The issues raised here obviously arise outside GP. Why isn’t the idea of fixed train/test datasets common in the bigger world of machine learning? For one thing, some machine learning methods are fast enough to use leave-one-out cross-validation. For another, many common datasets are large enough and/or homogeneous enough that different CV folds end up being closely equivalent in difficulty. It’s a particular feature of common GP problems, as shown by Nicolau et al., that this is not the case.

The solution proposed by Nicolau et al. is to carry out a single split (or a single draw for training and for test, if drawing from a function), and to publish the resulting training and test data files. In effect, the problem becomes defined by these two files, rather than by the original data file or function. Results (within-paper or between-paper) become directly comparable only if using the same data files.

This solution seems appropriate when defining a benchmark problem. The problem remains that if that single original split (or draw) is “lucky” or “unlucky”, the problem will appear misleadingly easy, or difficult. For real-world datasets, we don’t want to be deceived in this way (we might wrongly conclude that GP was very good at regressing data from a particular medical domain, for example). For many real-world datasets, we can at least check performance on many train-test splits, before choosing just one which is not misleadingly easy or difficult, and publish that as our “official” split.
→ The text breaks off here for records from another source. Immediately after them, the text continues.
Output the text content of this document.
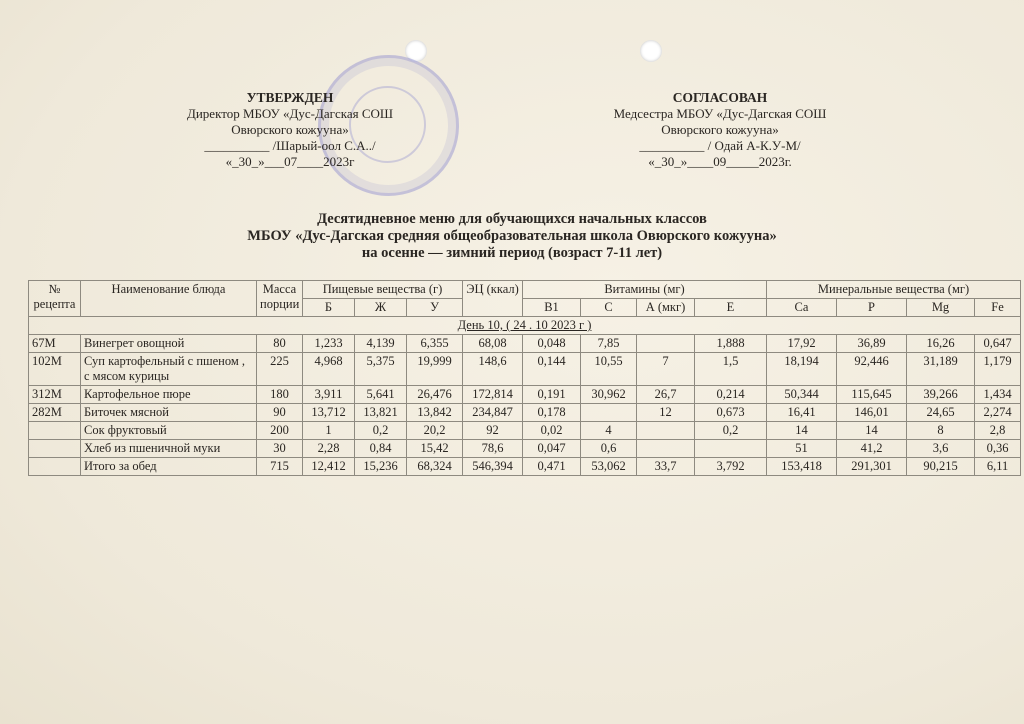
УТВЕРЖДЕН
Директор МБОУ «Дус-Дагская СОШ
Овюрского кожууна»
__________ /Шарый-оол С.А../
«_30_»___07____2023г
СОГЛАСОВАН
Медсестра МБОУ «Дус-Дагская СОШ
Овюрского кожууна»
__________ / Одай А-К.У-М/
«_30_»____09_____2023г.
Десятидневное меню для обучающихся начальных классов
МБОУ «Дус-Дагская средняя общеобразовательная школа Овюрского кожууна»
на осенне — зимний период (возраст 7-11 лет)
№ рецепта	Наименование блюда	Масса порции	Пищевые вещества (г)			ЭЦ (ккал)	Витамины (мг)				Минеральные вещества (мг)			
			Б	Ж	У		B1	C	А (мкг)	E	Ca	P	Mg	Fe
День 10, ( 24 . 10 2023 г )														
67М	Винегрет овощной	80	1,233	4,139	6,355	68,08	0,048	7,85		1,888	17,92	36,89	16,26	0,647
102М	Суп картофельный с пшеном , с мясом курицы	225	4,968	5,375	19,999	148,6	0,144	10,55	7	1,5	18,194	92,446	31,189	1,179
312М	Картофельное пюре	180	3,911	5,641	26,476	172,814	0,191	30,962	26,7	0,214	50,344	115,645	39,266	1,434
282М	Биточек мясной	90	13,712	13,821	13,842	234,847	0,178		12	0,673	16,41	146,01	24,65	2,274
	Сок фруктовый	200	1	0,2	20,2	92	0,02	4		0,2	14	14	8	2,8
	Хлеб из пшеничной муки	30	2,28	0,84	15,42	78,6	0,047	0,6			51	41,2	3,6	0,36
	Итого за обед	715	12,412	15,236	68,324	546,394	0,471	53,062	33,7	3,792	153,418	291,301	90,215	6,11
There are a couple of obstacles. First, we’ve seen examples in the past where distinct versions of what should be a fixed dataset are actually in use (e.g. Bezdek et al. show this for the Iris dataset). Publishing the URL for training and test datasets doesn’t solve this problem, because it’s easy for an author to run experiments, publish the URLs, and later on upload new versions to the same URLs. To counter this, perhaps an MD5 checksum could be run on the datasets by the authors who first use them, and (say) the last 4 characters of each could be published in the paper as part of the same table which lists the datasets’ names and dimensions. This gives a permanent, verifiable link between results and original data (see Principle 4 here).

Another practical obstacle to good practice is double-blind reviewing. Many authors will be happy to publish their datasets, but when they’re submitting a paper to a double-blind venue they naturally omit the URLs if they easily identify the authors (e.g. pointing to a university webpage). Later on, if the paper is accepted, they may or may not remember to add them. Either way, the reviewer isn’t able to download the data and run simple baselines to check out the results.

This is similar to a problem faced by EvoMUSART (the International Conference on Evolutionary and Biologically Inspired Music, Sound, Art and Design): music and other media which don’t fit well in papers can be put online for review, but authors remove the URLs for double-blind review, and reviewers aren’t able to judge the work. When Penousal Machado and I were chairs in 2013 we added a line to the call for papers: authors should use a URL-shortening service like Tinyurl to add an anonymous-looking link. The URL should point to a download, rather than to a html page, to avoid showing the true URL after redirection. It’s not perfect, because a determined reviewer can still find the original URL. If an author is worried about anonymity, they could instead upload to an anonymous file-sharing site. This should preferably be a permanent location like a Github gist, and not one of the ones where you wait 30 seconds and then click Download, only to discover that the real download link was hidden at the bottom of the page and instead you’ve opened up a video chat with a group of sexy singles living in your area.

One more small issue: if the original author creates the dataset in an Excel file, and calculates the checksum on this, but the next author downloads and exports to csv in order to suit a different platform, then clearly the checksums won’t match. That’s good: it warns subsequent authors that something has happened. As long as the original file is available, with its original checksum mentioned in paper, subsequent authors can go and get it and verify the checksum, and do the conversion to their preferred format by themselves.